I watched her through the lit up window as she slid into a booth seat, only one in the place, tried to see the waitress’s face, couldn’t see if she felt sorry or just disgusted as she poured the coffee, watched the small change counted out on the counter. She was pathetic, all right, but she coulda been anyone. You just never know what life’s gonna throw at you. You never know the story behind the lot lizard in the truck stop selling anything you want for a deuce.

I was tired, I’ll tell you, ready for the sack like you wouldn’t believe, the JD starting to take effect, but I got out and went over to the truck behind me, a new Bulldog with chrome everywhere and a load of culverts that had to be overweight, probably planning to haul out in the middle of the night to beat the scales. I hammered on the door and there’s this big guy, a whole lot bigger than me, pushes the door open. Whadyawant, he asks, and I think maybe this is pretty stupid but I hook my thumb in the direction of truck stop window, light spilling out and the waitress pouring a second cup for the hooker sitting in the booth.

“You even thought about it for ten seconds, you pay up.”

“What?”

“You even thought about it, even for one second, that’s ten bucks. Ten bucks a second. Takin’ up a collection,” I jerked my thumb again at the window behind me. “She needs a meal. Hell, needs a doctor. Needs a break, anyway.”

He looks at me, looks at her, shakes his head. Hauls out the wallet from his back pocket. Digs in and pulls out a twenty, then digs some more and pulls out a ten. I’m waiting, looking at the bobbing head of the hula girl on the dash. I take the cash and nod, start to walk away. “Wait,” he says. “I’m comin’.”

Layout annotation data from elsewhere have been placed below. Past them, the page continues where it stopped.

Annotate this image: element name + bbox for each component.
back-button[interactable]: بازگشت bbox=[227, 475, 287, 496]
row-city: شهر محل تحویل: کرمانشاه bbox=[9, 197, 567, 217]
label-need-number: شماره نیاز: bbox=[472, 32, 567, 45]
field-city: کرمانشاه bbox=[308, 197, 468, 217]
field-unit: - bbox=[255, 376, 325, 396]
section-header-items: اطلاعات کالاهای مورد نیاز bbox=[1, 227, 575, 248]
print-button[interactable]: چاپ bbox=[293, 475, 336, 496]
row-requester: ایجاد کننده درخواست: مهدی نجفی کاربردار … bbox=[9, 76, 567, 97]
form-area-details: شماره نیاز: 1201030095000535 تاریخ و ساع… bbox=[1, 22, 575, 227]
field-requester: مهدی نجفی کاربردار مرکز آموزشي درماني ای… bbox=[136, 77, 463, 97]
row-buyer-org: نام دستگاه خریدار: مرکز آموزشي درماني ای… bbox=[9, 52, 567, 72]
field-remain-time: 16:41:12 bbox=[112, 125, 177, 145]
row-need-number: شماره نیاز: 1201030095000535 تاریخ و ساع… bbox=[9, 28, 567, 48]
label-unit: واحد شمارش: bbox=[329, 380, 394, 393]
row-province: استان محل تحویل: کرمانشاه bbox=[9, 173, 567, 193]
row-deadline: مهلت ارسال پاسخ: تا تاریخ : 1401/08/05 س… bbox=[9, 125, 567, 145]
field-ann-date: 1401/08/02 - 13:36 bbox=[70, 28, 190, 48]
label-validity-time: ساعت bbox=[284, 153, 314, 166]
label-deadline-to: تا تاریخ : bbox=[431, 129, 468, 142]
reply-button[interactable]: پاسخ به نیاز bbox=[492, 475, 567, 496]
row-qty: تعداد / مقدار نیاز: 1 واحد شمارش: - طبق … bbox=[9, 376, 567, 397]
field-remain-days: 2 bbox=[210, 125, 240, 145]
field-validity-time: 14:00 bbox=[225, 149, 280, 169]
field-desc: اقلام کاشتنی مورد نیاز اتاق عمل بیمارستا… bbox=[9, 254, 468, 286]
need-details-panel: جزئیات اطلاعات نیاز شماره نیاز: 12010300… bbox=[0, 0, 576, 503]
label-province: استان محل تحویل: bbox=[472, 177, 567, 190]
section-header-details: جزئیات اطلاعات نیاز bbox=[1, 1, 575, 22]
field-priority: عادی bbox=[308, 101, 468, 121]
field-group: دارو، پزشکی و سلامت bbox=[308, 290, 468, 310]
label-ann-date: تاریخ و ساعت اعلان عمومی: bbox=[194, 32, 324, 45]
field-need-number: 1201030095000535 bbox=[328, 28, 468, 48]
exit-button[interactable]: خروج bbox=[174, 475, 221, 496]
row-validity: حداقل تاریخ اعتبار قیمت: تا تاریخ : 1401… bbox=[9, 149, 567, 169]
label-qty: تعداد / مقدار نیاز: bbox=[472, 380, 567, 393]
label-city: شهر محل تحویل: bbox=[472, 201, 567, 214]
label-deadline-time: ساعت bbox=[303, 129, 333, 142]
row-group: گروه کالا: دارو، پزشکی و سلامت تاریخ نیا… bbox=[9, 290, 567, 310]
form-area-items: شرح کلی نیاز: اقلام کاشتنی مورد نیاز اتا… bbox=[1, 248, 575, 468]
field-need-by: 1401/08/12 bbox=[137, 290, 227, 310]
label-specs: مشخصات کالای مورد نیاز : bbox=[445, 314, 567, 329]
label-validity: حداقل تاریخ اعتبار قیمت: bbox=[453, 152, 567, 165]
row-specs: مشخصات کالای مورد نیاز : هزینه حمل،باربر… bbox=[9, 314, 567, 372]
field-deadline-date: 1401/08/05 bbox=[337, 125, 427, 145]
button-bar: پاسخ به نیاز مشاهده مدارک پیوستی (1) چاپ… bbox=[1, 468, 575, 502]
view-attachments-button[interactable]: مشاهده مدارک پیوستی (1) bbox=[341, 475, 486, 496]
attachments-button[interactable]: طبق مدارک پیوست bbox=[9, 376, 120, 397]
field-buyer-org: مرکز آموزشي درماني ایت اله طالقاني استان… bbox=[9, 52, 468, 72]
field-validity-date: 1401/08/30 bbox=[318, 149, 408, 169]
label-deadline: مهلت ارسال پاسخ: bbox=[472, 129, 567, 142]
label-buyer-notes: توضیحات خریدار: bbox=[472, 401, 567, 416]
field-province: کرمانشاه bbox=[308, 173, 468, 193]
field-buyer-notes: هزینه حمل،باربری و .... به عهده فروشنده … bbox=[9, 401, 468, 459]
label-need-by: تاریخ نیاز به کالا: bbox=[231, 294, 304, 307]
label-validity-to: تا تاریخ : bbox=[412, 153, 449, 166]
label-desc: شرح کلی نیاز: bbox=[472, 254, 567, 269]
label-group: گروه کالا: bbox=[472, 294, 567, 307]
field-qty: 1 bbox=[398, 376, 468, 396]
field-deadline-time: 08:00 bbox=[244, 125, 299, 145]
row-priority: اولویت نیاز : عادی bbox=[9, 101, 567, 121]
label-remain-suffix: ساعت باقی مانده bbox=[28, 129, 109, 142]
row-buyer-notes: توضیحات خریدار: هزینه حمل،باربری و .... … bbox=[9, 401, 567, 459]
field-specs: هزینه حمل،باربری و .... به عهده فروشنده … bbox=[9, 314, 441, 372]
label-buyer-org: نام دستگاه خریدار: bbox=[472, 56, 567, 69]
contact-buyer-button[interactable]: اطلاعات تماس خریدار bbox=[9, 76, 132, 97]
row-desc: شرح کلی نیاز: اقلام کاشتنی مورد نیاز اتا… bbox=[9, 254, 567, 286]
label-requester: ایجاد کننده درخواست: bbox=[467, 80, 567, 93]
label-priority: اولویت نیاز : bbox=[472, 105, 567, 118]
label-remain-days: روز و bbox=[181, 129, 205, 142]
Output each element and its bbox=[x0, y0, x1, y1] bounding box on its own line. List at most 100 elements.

Two of us together, we made a good argument. By the time we got to the last rig in the lot, we had 213 dollars. My new buddy went back to his rig, grinning, and I slid into the booth opposite the woman, feeling pretty damn good about the whole affair. We were the only two in the diner, must’ve been just about closing time. Well, I looked at her, and thought: she may be a two-bit whore, nothing no mother would ever want her daughter to be, but you had to feel sorry for whatever put her there. She’s sitting there in that baby blue shirt that says shake ‘em, baby. And she looks at the pile of bills for a full minute before saying anything, while I wait, looking at her.